(Reuters) - Here's what you need to know about the coronavirus right now:
Did the Beijing outbreak strain come from South Asia?
A strain of COVID-19 that has infected more than 300 people in Beijing since early June could have originated in South or Southeast Asia, according to a study by Harvard University researchers.
The virus found in the Beijing cases is an imported strain of COVID-19, according to the China Centre for Disease Control and Prevention.
The Harvard study took three of the SARS-CoV-2 genome sequences collected in Beijing last month and compared them to 7,643 samples worldwide. The three genomes showed the greatest resemblance to cases in Europe from February to May, and to cases in South and Southeast Asia from May to June.

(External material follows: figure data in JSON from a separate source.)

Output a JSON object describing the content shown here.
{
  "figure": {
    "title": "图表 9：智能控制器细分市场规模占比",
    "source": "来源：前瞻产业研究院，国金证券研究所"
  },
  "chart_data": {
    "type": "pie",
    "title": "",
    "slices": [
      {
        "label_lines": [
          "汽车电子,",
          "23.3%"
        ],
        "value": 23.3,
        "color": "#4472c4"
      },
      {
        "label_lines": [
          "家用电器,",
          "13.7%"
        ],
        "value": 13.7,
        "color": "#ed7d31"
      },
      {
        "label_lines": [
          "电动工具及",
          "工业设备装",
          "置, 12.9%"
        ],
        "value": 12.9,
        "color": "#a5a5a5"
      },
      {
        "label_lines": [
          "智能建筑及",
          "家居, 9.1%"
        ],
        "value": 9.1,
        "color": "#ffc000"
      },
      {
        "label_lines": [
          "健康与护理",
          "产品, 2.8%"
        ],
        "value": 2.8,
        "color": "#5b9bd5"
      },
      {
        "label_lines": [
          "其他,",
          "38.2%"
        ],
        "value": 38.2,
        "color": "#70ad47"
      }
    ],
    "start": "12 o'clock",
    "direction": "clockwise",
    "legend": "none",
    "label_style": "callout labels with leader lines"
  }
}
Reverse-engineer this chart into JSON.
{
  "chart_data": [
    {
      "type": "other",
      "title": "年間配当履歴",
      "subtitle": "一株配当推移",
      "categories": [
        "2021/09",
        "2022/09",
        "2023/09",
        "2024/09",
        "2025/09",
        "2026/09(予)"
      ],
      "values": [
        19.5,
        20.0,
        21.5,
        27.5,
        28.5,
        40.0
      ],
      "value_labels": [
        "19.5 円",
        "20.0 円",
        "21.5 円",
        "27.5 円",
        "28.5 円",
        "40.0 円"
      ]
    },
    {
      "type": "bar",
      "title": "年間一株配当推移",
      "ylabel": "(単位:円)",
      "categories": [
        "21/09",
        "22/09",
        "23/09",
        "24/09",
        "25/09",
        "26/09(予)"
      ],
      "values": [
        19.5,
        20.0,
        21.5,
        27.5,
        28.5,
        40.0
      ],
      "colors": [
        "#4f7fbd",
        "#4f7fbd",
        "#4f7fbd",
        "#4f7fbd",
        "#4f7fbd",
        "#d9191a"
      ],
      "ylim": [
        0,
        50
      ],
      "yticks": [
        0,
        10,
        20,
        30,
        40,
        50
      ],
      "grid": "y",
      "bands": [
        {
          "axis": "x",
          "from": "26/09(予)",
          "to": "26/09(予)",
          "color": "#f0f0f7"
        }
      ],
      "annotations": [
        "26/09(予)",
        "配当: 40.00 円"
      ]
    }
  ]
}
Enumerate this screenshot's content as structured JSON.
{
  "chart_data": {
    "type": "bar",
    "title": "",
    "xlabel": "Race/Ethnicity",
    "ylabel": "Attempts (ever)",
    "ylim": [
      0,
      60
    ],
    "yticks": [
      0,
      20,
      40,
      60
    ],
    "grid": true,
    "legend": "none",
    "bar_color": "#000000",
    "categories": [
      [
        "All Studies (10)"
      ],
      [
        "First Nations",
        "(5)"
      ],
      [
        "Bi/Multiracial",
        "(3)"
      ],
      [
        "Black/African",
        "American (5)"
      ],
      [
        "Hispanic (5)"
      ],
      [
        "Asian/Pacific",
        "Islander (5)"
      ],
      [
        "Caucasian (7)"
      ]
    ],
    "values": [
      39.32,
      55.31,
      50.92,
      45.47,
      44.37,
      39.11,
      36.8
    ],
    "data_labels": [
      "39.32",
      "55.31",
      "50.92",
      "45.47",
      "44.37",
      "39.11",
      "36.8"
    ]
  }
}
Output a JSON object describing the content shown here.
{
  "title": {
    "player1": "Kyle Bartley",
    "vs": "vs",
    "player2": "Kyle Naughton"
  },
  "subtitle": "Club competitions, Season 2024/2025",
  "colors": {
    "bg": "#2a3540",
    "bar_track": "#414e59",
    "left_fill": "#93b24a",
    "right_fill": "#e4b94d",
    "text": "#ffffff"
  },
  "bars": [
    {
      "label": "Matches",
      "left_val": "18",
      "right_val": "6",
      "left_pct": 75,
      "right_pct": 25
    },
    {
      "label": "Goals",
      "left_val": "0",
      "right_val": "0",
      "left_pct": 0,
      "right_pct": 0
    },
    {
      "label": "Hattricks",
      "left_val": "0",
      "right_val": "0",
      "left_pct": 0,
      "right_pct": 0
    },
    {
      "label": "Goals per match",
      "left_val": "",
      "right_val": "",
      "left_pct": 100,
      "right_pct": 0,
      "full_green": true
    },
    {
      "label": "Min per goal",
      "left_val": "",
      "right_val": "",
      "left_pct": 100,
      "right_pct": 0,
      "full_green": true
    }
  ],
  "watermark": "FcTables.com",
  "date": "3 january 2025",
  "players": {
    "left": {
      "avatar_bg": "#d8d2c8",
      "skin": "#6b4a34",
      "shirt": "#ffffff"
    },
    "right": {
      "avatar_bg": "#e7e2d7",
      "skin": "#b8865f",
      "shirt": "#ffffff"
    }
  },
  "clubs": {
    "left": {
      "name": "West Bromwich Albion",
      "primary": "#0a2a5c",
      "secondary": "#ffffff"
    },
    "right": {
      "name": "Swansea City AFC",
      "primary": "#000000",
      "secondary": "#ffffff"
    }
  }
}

They were also similar to a small number of infections seen in China in March, suggesting the strain could have appeared first in China and then returned to the country three months later, the authors said.
A COVID-19 vaccine developed by German biotech firm BioNTech and U.S. pharmaceutical giant Pfizer has shown potential and was found to be well tolerated in early-stage human trials, the companies said.
The drug is one of 17 being tested on humans in a frantic global race to find a vaccine. The potential treatment is the fourth early-stage COVID-19 drug to show promise in human testing, along with projects involving Moderna, CanSino Biologics and Inovio Pharmaceuticals.
No COVID-19 vaccine has yet been approved for commercial use.
"Ominous signals" in India
A large Indian city badly hit by the coronavirus has recorded a sharp rise in deaths not attributed to the outbreak, according to official data and burial records, highlighting how the pandemic has affected general healthcare.
The increase in deaths in Ahmedabad, the most populous city in western Gujarat state, is due to patients with serious illnesses either not able to go to hospitals or being afraid to visit them because of the virus, doctors said.
The numbers contain "ominous signals" for the rest of the country, said Dr Rajib Dasgupta, a professor of community health at New Delhi's Jawaharlal Nehru University.
India has the world's fourth-biggest coronavirus outbreak, with more than 600,000 confirmed cases and 17,800 deaths, and some of its largest cities are still reeling from rising infections.
COVID-19 testing at Republican convention
The U.S. Republican National Committee (RNC) plans to make coronavirus testing available to everyone attending the party's convention in August and is discussing whether to make testing mandatory, according to two people familiar with the matter.
The RNC is scrambling to put together plans to hold a largely in-person convention in Florida and North Carolina amid mounting concerns about the spread of the coronavirus that has killed more than 127,000 Americans.
Some 330 delegates will travel to Charlotte, North Carolina, to nominate President Donald Trump as the Republican candidate to take on Democrat Joe Biden on Nov. 3, while the more than 2,000 remaining delegates will perform a ceremonial vote in Jacksonville, Florida, to confirm the nomination, according to the RNC.
Check in but never leave
Starved of the travel experience during the coronavirus lockdown? One Taiwan airport has the solution - a fake itinerary where you check in, go through passport control and security and even board the aircraft. You just never leave.
Taipei’s Songshan airport on Thursday began offering travellers the chance to do just that, with some 60 people eager to get going, albeit to nowhere.
Around 7,000 people applied to take part, the winners chosen by random. More fake flight experiences will take place in coming weeks.
Taiwan has emerged relatively unscathed from the pandemic thanks to early and effective prevention steps, but has largely closed its borders since mid-March.